Papá Noel durmiendo en el Polo Norte


Si desayunamos, llegamos tarde. Decido que no desayunemos, aunque me pese. Salgo con mi hija de mañana temprano para ir a la mutualista. Tenemos consulta con el pediatra para que nos dé el famoso "pase" para que después nos atienda otro especialista.

Queda cerca, a dos o tres cuadras de casa. Me desperté sola, el despertador no sonó porque el día anterior se desenchufó y cuando arreglé la hora la puse mal, puse p.m. en lugar de a.m.... A esta altura da igual, las dos estamos más o menos despiertas y el camino me lo sé de memoria. Caminamos rápido y mi compañera protesta, claro, porque el alcance de sus pasos no es el de los míos. Sí, sí, tenés razón, ya llegamos.

Llegamos. Hay poca gente en la sala de espera. Mi hija saca la libretita y el lápiz que llevó. Se pone a dibujar y a hacer letras formando palabras. Tiene cinco años y está entusiasmada con leer y escribir. Nos llaman, pasamos al consultorio bastante rápido. Guardo libreta y lápiz en la cartera. Le explico al médico el motivo de la consulta. Me entiende. Con una sonrisa de triunfo, logro hacerme del famoso papelito rosado, mi salvoconducto para llegar a la especialista. Mi hija se queda contenta, el pediatra le regaló una paletita de madera.

De ahí a las ventanillas donde se solicitan números y se pagan órdenes, tickets, análisis y todo aquello por lo que uno no debería tener que pagar. Consigo un número para que la especialista nos atienda ese mismo día, esa misma mañana, ahorita nomás. ¡Uf! Menos mal, así no perdemos otra mañana, de clase ella y de trabajo yo.

Vamos raudas a otra sala de espera. Poca gente también esta vez, es alentador. Me pide la libretita de espiral. Se la doy junto con el lápiz. La abre y se pone a dibujar. Me río leyendo lo que alguien intentó escribir en inglés para que figurara en cada hoja de este productito de celulosa Made in Taiwan. Tiene una clara intención poética la frase, algo así como una expresión de libertad, pero la sintaxis no tiene sentido, o quizás esté inspirada en el cantonés. Igual le transmito a ella la idea, en definitiva eso es lo que cuenta.

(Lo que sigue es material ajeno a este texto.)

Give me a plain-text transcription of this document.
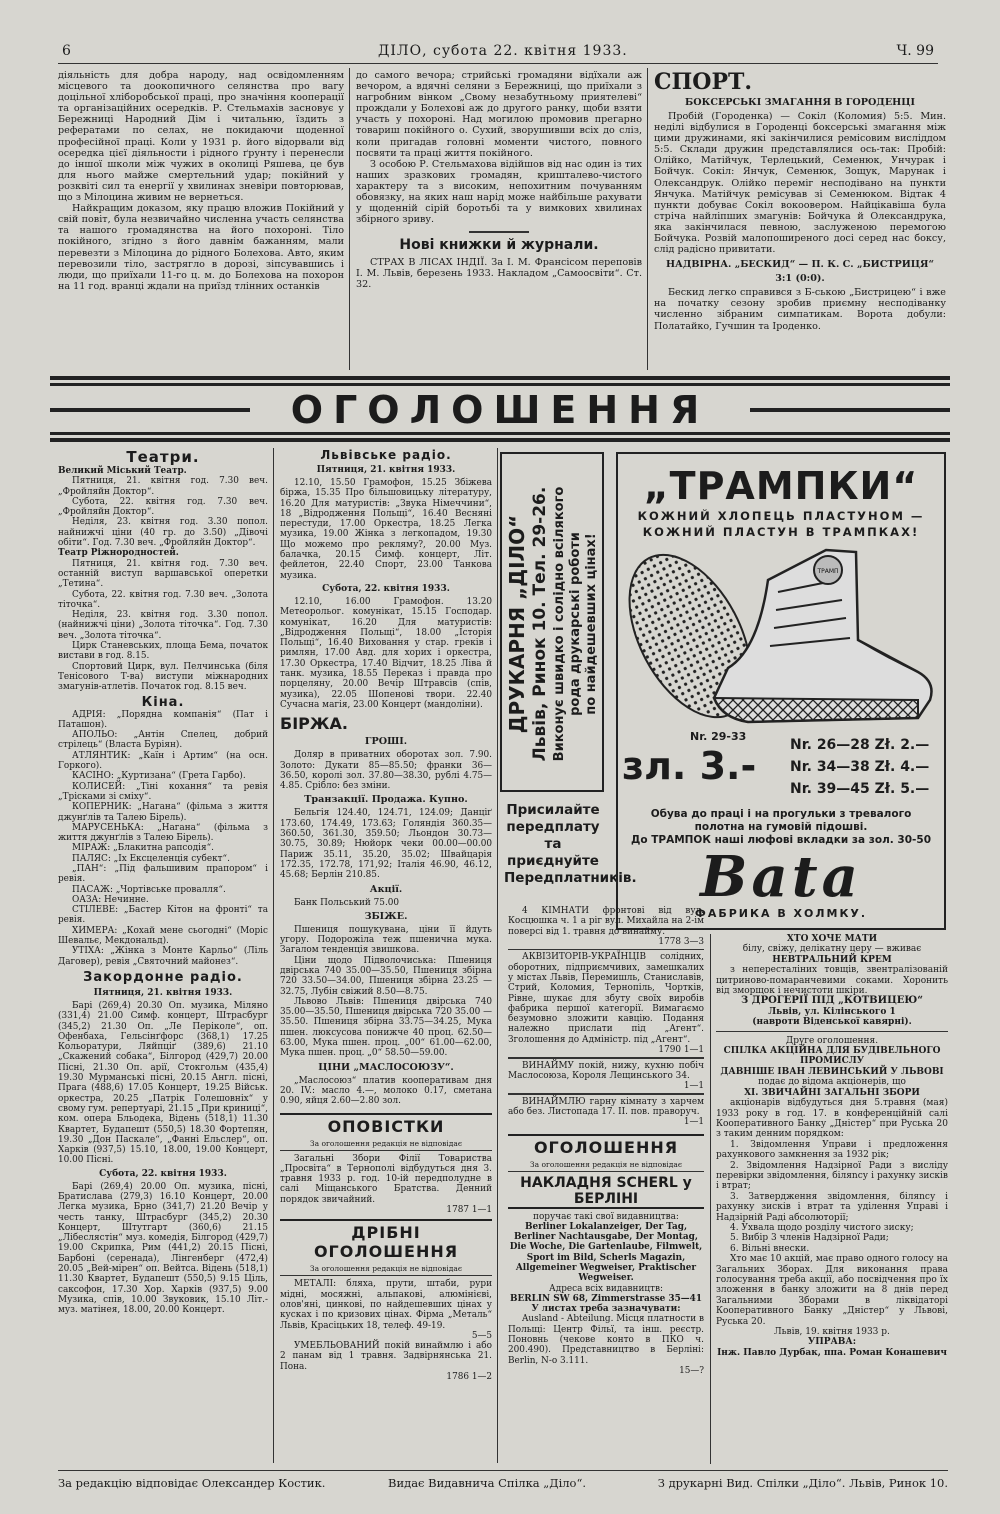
6	ДІЛО, субота 22. квітня 1933.	Ч. 99

діяльність для добра народу, над освідомленням місцевого та доокопичного селянства про вагу доцільної хліборобської праці, про значіння кооперації та організаційних осередків. Р. Стельмахів засновує у Бережниці Народний Дім і читальню, їздить з рефератами по селах, не покидаючи щоденної професійної праці. Коли у 1931 р. його відорвали від осередка цієї діяльности і рідного ґрунту і перенесли до іншої школи між чужих в околиці Ряшева, це був для нього майже смертельний удар; покійний у розквіті сил та енергії у хвилинах зневіри повторював, що з Мілоцина живим не вернеться.

Найкращим доказом, яку працю вложив Покійний у свій повіт, була незвичайно численна участь селянства та нашого громадянства на його похороні. Тіло покійного, згідно з його давнім бажанням, мали перевезти з Мілоцина до рідного Болехова. Авто, яким перевозили тіло, застрягло в дорозі, зіпсувавшись і люди, що приїхали 11-го ц. м. до Болехова на похорон на 11 год. вранці ждали на приїзд тлінних останків

до самого вечора; стрийські громадяни відїхали аж вечором, а вдячні селяни з Бережниці, що приїхали з нагробним вінком „Свому незабутньому приятелеві“ прождали у Болехові аж до другого ранку, щоби взяти участь у похороні. Над могилою промовив прегарно товариш покійного о. Сухий, зворушивши всіх до сліз, коли пригадав головні моменти чистого, повного посвяти та праці життя покійного.

З особою Р. Стельмахова відійшов від нас один із тих наших зразкових громадян, кришталево-чистого характеру та з високим, непохитним почуванням обовязку, на яких наш нарід може найбільше рахувати у щоденній сірій боротьбі та у вимкових хвилинах збірного зриву.

Нові книжки й журнали.

СТРАХ В ЛІСАХ ІНДІЇ. За І. М. Франсісом переповів І. М. Львів, березень 1933. Накладом „Самоосвіти“. Ст. 32.

СПОРТ.
БОКСЕРСЬКІ ЗМАГАННЯ В ГОРОДЕНЦІ

Пробій (Городенка) — Сокіл (Коломия) 5:5. Мин. неділі відбулися в Городенці боксерські змагання між цими дружинами, які закінчилися ремісовим висліддом 5:5. Склади дружин представлялися ось-так: Пробій: Олійко, Матійчук, Терлецький, Семенюк, Унчурак і Бойчук. Сокіл: Янчук, Семенюк, Зощук, Марунак і Олександрук. Олійко переміг несподівано на пункти Янчука. Матійчук ремісував зі Семенюком. Відтак 4 пункти добуває Сокіл вокоовером. Найцікавіша була стріча найліпших змагунів: Бойчука й Олександрука, яка закінчилася певною, заслуженою перемогою Бойчука. Розвій малопоширеного досі серед нас боксу, слід радісно привитати.

НАДВІРНА. „БЕСКИД“ — П. К. С. „БИСТРИЦЯ“
3:1 (0:0).

Бескид легко справився з Б-ською „Бистрицею“ і вже на початку сезону зробив приємну несподіванку численно зібраним симпатикам. Ворота добули: Полатайко, Гучшин та Іроденко.

ОГОЛОШЕННЯ
Театри.

Великий Міський Театр.

Пятниця, 21. квітня год. 7.30 веч. „Фройляйн Доктор“.

Субота, 22. квітня год. 7.30 веч. „Фройляйн Доктор“.

Неділя, 23. квітня год. 3.30 попол. найнижчі ціни (40 гр. до 3.50) „Дівочі обіти“. Год. 7.30 веч. „Фройляйн Доктор“.

Театр Ріжнородностей.

Пятниця, 21. квітня год. 7.30 веч. останній виступ варшавської оперетки „Тетина“.

Субота, 22. квітня год. 7.30 веч. „Золота тіточка“.

Неділя, 23. квітня год. 3.30 попол. (найнижчі ціни) „Золота тіточка“. Год. 7.30 веч. „Золота тіточка“.

Цирк Станевських, площа Бема, початок вистави в год. 8.15.

Спортовий Цирк, вул. Пелчинська (біля Тенісового Т-ва) виступи міжнародних змагунів-атлетів. Початок год. 8.15 веч.

Кіна.

АДРІЯ: „Порядна компанія“ (Пат і Паташон).

АПОЛЬО: „Антін Спелец, добрий стрілець“ (Власта Буріян).

АТЛЯНТИК: „Каїн і Артим“ (на осн. Горкого).

КАСІНО: „Куртизана“ (Грета Гарбо).

КОЛИСЕЙ: „Тіні кохання“ та ревія „Трісками зі сміху“.

КОПЕРНИК: „Нагана“ (фільма з життя джунґлів та Талею Бірель).

МАРУСЕНЬКА: „Нагана“ (фільма з життя джунґлів з Талею Бірель).

МІРАЖ: „Блакитна рапсодія“.

ПАЛЯС: „Іх Ексцеленція субект“.

„ПАН“: „Під фальшивим прапором“ і ревія.

ПАСАЖ: „Чортівське провалля“.

ОАЗА: Нечинне.

СТІЛЕВЕ: „Бастер Кітон на фронті“ та ревія.

ХИМЕРА: „Кохай мене сьогодні“ (Моріс Шевальє, Мекдональд).

УТІХА: „Жінка з Монте Карльо“ (Ліль Даговер), ревія „Святочний майонез“.

Закордонне радіо.
Пятниця, 21. квітня 1933.

Барі (269,4) 20.30 Оп. музика, Міляно (331,4) 21.00 Симф. концерт, Штрасбург (345,2) 21.30 Оп. „Ле Періколе“, оп. Офенбаха, Гельсінґфорс (368,1) 17.25 Кольоратури, Ляйпціґ (389,6) 21.10 „Скажений собака“, Білгород (429,7) 20.00 Пісні, 21.30 Оп. арії, Стокгольм (435,4) 19.30 Мурманські пісні, 20.15 Англ. пісні, Прага (488,6) 17.05 Концерт, 19.25 Військ. оркестра, 20.25 „Патрік Голешовніх“ у свому гум. репертуарі, 21.15 „При криниці“, ком. опера Бльодека, Відень (518,1) 11.30 Квартет, Будапешт (550,5) 18.30 Фортепян, 19.30 „Дон Паскале“, „Фанні Ельслер“, оп. Харків (937,5) 15.10, 18.00, 19.00 Концерт, 10.00 Пісні.

Субота, 22. квітня 1933.

Барі (269,4) 20.00 Оп. музика, пісні, Братислава (279,3) 16.10 Концерт, 20.00 Легка музика, Брно (341,7) 21.20 Вечір у честь танку, Штрасбург (345,2) 20.30 Концерт, Штутгарт (360,6) 21.15 „Лібеслястін“ муз. комедія, Білгород (429,7) 19.00 Скрипка, Рим (441,2) 20.15 Пісні, Барбоні (серенада), Лінгенберг (472,4) 20.05 „Вей-мірен“ оп. Вейтса. Відень (518,1) 11.30 Квартет, Будапешт (550,5) 9.15 Ціль, саксофон, 17.30 Хор. Харків (937,5) 9.00 Музика, спів, 10.00 Звуковик, 15.10 Літ.-муз. матінея, 18.00, 20.00 Концерт.

Львівське радіо.
Пятниця, 21. квітня 1933.

12.10, 15.50 Грамофон, 15.25 Збіжева біржа, 15.35 Про більшовицьку літературу, 16.20 Для матуристів: „Звука Німеччини“, 18 „Відродження Польщі“, 16.40 Весняні перестуди, 17.00 Оркестра, 18.25 Легка музика, 19.00 Жінка з легкопадом, 19.30 Що можемо про рекляму?, 20.00 Муз. балачка, 20.15 Симф. концерт, Літ. фейлетон, 22.40 Спорт, 23.00 Танкова музика.

Субота, 22. квітня 1933.

12.10, 16.00 Грамофон. 13.20 Метеорольог. комунікат, 15.15 Господар. комунікат, 16.20 Для матуристів: „Відродження Польщі“, 18.00 „Історія Польщі“, 16.40 Виховання у стар. греків і римлян, 17.00 Авд. для хорих і оркестра, 17.30 Оркестра, 17.40 Відчит, 18.25 Ліва й танк. музика, 18.55 Переказ і правда про порцеляну, 20.00 Вечір Штравсів (спів, музика), 22.05 Шопенові твори. 22.40 Сучасна магія, 23.00 Концерт (мандоліни).

БІРЖА.
ГРОШІ.

Доляр в приватних оборотах зол. 7.90. Золото: Дукати 85—85.50; франки 36—36.50, королі зол. 37.80—38.30, рублі 4.75—4.85. Срібло: без зміни.

Транзакції. Продажа. Купно.

Бельгія 124.40, 124.71, 124.09; Данціґ 173.60, 174.49, 173.63; Голяндія 360.35—360.50, 361.30, 359.50; Льондон 30.73—30.75, 30.89; Нюйорк чеки 00.00—00.00 Париж 35.11, 35.20, 35.02; Швайцарія 172.35, 172.78, 171,92; Італія 46.90, 46.12, 45.68; Берлін 210.85.

Акції.

Банк Польський 75.00

ЗБІЖЕ.

Пшениця пошукувана, ціни її йдуть угору. Подорожіла теж пшенична мука. Загалом тенденція звишкова.

Ціни щодо Підволочиська: Пшениця двірська 740 35.00—35.50, Пшениця збірна 720 33.50—34.00, Пшениця збірна 23.25 —32.75, Лубін свіжий 8.50—8.75.

Львово Львів: Пшениця двірська 740 35.00—35.50, Пшениця двірська 720 35.00 —35.50. Пшениця збірна 33.75—34.25, Мука пшен. люксусова понижче 40 проц. 62.50—63.00, Мука пшен. проц. „00“ 61.00—62.00, Мука пшен. проц. „0“ 58.50—59.00.

ЦІНИ „МАСЛОСОЮЗУ“.

„Маслосоюз“ платив кооперативам дня 20. IV.: масло 4.—, молоко 0.17, сметана 0.90, яйця 2.60—2.80 зол.

ОПОВІСТКИ
За оголошення редакція не відповідає

Загальні Збори Філії Товариства „Просвіта“ в Тернополі відбудуться дня 3. травня 1933 р. год. 10-ій передполудне в салі Міщанського Братства. Денний порядок звичайний.

1787 1—1

ДРІБНІ ОГОЛОШЕННЯ
За оголошення редакція не відповідає

МЕТАЛІ: бляха, прути, штаби, рури мідні, мосяжні, альпакові, алюмінієві, олов'яні, цинкові, по найдешевших цінах у кусках і по кризових цінах. Фірма „Металь“ Львів, Красіцьких 18, телеф. 49-19.

5—5

УМЕБЛЬОВАНИЙ покій винаймлю і або 2 панам від 1 травня. Задвірнянська 21. Пона.

1786 1—2

ДРУКАРНЯ „ДІЛО“ Львів, Ринок 10. Тел. 29-26. Виконує швидко і солідно всілякого рода друкарські роботи по найдешевших цінах!
Присилайте передплату та приєднуйте Передплатників.
„ТРАМПКИ“
КОЖНИЙ ХЛОПЕЦЬ ПЛАСТУНОМ —
КОЖНИЙ ПЛАСТУН В ТРАМПКАХ!
ТРАМП
Nr. 29-33
зл. 3.- Nr. 26—28 Zł. 2.—
Nr. 34—38 Zł. 4.—
Nr. 39—45 Zł. 5.—
Обува до праці і на прогульки з тревалого полотна на гумовій підошві.
До ТРАМПОК наші люфові вкладки за зол. 30-50
Bata
ФАБРИКА В ХОЛМКУ.

4 КІМНАТИ фронтові від вул. Косцюшка ч. 1 а ріг вул. Михайла на 2-ім поверсі від 1. травня до винайму.

1778 3—3

АКВІЗИТОРІВ-УКРАЇНЦІВ солідних, оборотних, підприємчивих, замешкалих у містах Львів, Перемишль, Станиславів, Стрий, Коломия, Тернопіль, Чортків, Рівне, шукає для збуту своїх виробів фабрика першої категорії. Вимагаємо безумовно зложити кавцію. Подання належно прислати під „Агент“. Зголошення до Адміністр. під „Агент“.

1790 1—1

ВИНАЙМУ покій, нижу, кухню побіч Маслосоюза, Короля Лещинського 34.

1—1

ВИНАЙМЛЮ гарну кімнату з харчем або без. Листопада 17. II. пов. праворуч.

1—1

ОГОЛОШЕННЯ
За оголошення редакція не відповідає
НАКЛАДНЯ SCHERL у БЕРЛІНІ

поручає такі свої видавництва:

Berliner Lokalanzeiger, Der Tag, Berliner Nachtausgabe, Der Montag, Die Woche, Die Gartenlaube, Filmwelt, Sport im Bild, Scherls Magazin, Allgemeiner Wegweiser, Praktischer Wegweiser.

Адреса всіх видавництв:

BERLIN SW 68, Zimmerstrasse 35—41

У листах треба зазначувати:

Ausland - Abteilung. Місця платности в Польщі: Центр Фільї, та інш. реєстр. Поновнь (чекове конто в ПКО ч. 200.490). Представництво в Берліні: Berlin, N-o 3.111.

15—?

ХТО ХОЧЕ МАТИ

білу, свіжу, делікатну церу — вживає

НЕВТРАЛЬНИЙ КРЕМ

з непересталіних товщів, звентралізованій цитриново-помаранчевими соками. Хоронить від зморщок і нечистоти шкіри.

З ДРОГЕРІЇ ПІД „КОТВИЦЕЮ“

Львів, ул. Кілінського 1

(навроти Віденської кавярні).

Друге оголошення.

СПІЛКА АКЦІЙНА ДЛЯ БУДІВЕЛЬНОГО ПРОМИСЛУ

ДАВНІШЕ ІВАН ЛЕВИНСЬКИЙ У ЛЬВОВІ

подає до відома акціонерів, що

XI. ЗВИЧАЙНІ ЗАГАЛЬНІ ЗБОРИ

акціонарів відбудуться дня 5.травня (мая) 1933 року в год. 17. в конференційній салі Кооперативного Банку „Дністер“ при Руська 20 з таким денним порядком:

1. Звідомлення Управи і предложення рахункового замкнення за 1932 рік;

2. Звідомлення Надзірної Ради з висліду перевірки звідомлення, біляncу і рахунку зисків і втрат;

3. Затвердження звідомлення, біляncу і рахунку зисків і втрат та уділення Управі і Надзірній Раді абсолюторії;

4. Ухвала щодо розділу чистого зиску;

5. Вибір 3 членів Надзірної Ради;

6. Вільні внески.

Хто має 10 акцій, має право одного голосу на Загальних Зборах. Для виконання права голосування треба акції, або посвідчення про їх зложення в банку зложити на 8 днів перед Загальними Зборами в ліквідаторі Кооперативного Банку „Дністер“ у Львові, Руська 20.

Львів, 19. квітня 1933 р.

УПРАВА:

Інж. Павло Дурбак, ппа. Роман Конашевич

За редакцію відповідає Олександер Костик.	Видає Видавнича Спілка „Діло“.	З друкарні Вид. Спілки „Діло“. Львів, Ринок 10.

Pasa un rato y no sale nadie del consultorio. Me tranquiliza saber que hay personas adentro, por lo menos dos; veo la vaga silueta de sus piernas a través de un sector de la pared que está hecho de ladrillos de vidrio.

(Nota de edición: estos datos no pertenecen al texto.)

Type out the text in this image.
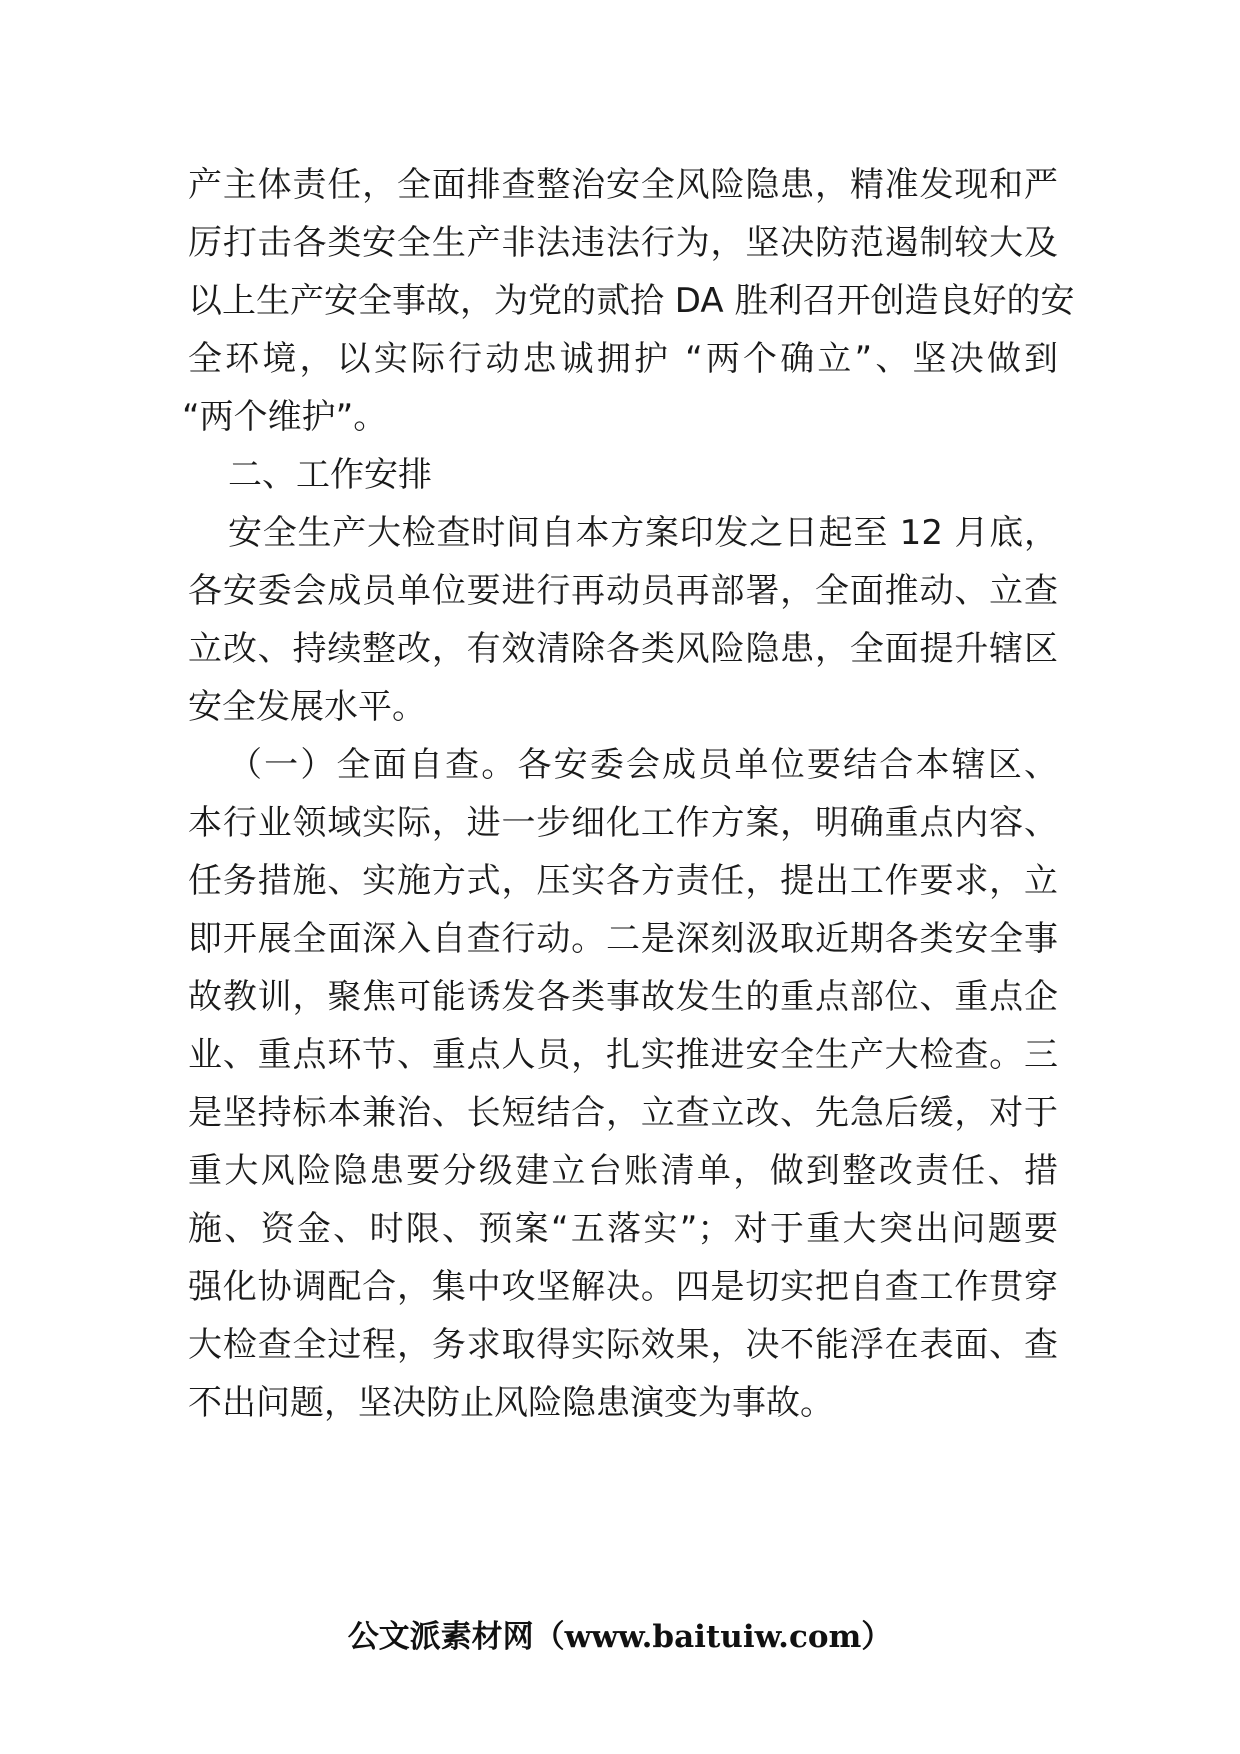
产主体责任，全面排查整治安全风险隐患，精准发现和严
厉打击各类安全生产非法违法行为，坚决防范遏制较大及
以上生产安全事故，为党的贰拾 DA 胜利召开创造良好的安
全环境，以实际行动忠诚拥护 “两个确立”、坚决做到
“两个维护”。
二、工作安排
安全生产大检查时间自本方案印发之日起至 12 月底，
各安委会成员单位要进行再动员再部署，全面推动、立查
立改、持续整改，有效清除各类风险隐患，全面提升辖区
安全发展水平。
（一）全面自查。各安委会成员单位要结合本辖区、
本行业领域实际，进一步细化工作方案，明确重点内容、
任务措施、实施方式，压实各方责任，提出工作要求，立
即开展全面深入自查行动。二是深刻汲取近期各类安全事
故教训，聚焦可能诱发各类事故发生的重点部位、重点企
业、重点环节、重点人员，扎实推进安全生产大检查。三
是坚持标本兼治、长短结合，立查立改、先急后缓，对于
重大风险隐患要分级建立台账清单，做到整改责任、措
施、资金、时限、预案“五落实”；对于重大突出问题要
强化协调配合，集中攻坚解决。四是切实把自查工作贯穿
大检查全过程，务求取得实际效果，决不能浮在表面、查
不出问题，坚决防止风险隐患演变为事故。
公文派素材网（www.baituiw.com）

Al lado de nosotras hay una pareja un tanto despareja. Si no los estuviera viendo juntos nunca se me hubiera ocurrido juntarlos. Es la combinación que resulta rara porque vistos por separado ella y él son dos tipos convencionales. Noto que mi hija se empieza a aburrir y tengo un mal presentimiento. La mujer me mira con cara amable, de qué rica la nena y yo asiento. Reviso mi cartera a ver qué encuentro. Una birome azul. Nos viene al pelo porque así al lápiz gris se suma un color más, y ahí ella pinta la pollerita de la niña que dibujó y otras cosas. Me pregunta cuánto falta para que nos atiendan. Poco, falta poco. Al cabo de unos minutos -¡horror!– se le empiezan a terminar las hojas a la libretita. De nuevo el recurso de buscar en mi cartera a ver qué sale. Sale un par de hojitas que tengo en la agenda para hacer apuntes. Automáticamente se transforman en papel de dibujo y escritura. Decoradas las dos hojitas no quedan dudas: está aburrida. Camina por la sala. Mira a la gente que está sentada. Veo que hay un par de niños por ahí y con ingenuidad le digo que quizá pueda hacerse algún amigo allí, conversar. Pero no, no hay esperanzas, están en otra sintonía. Ella lo sabe mejor que yo, ni siquiera lo intenta. Algunos adultos le sonríen, otros no se percatan de su presencia. Pasa un nene un poco más grande, se agacha, mueve los brazos y dice: "Spiderman. Spiderman 2." Una gordita que está sentada en frente de mí le aclara a su hija adolescente de nariz perforada: "El hombre araña." Adivino la expresión de la hija; por respeto no las miro, tengo miedo de tentarme.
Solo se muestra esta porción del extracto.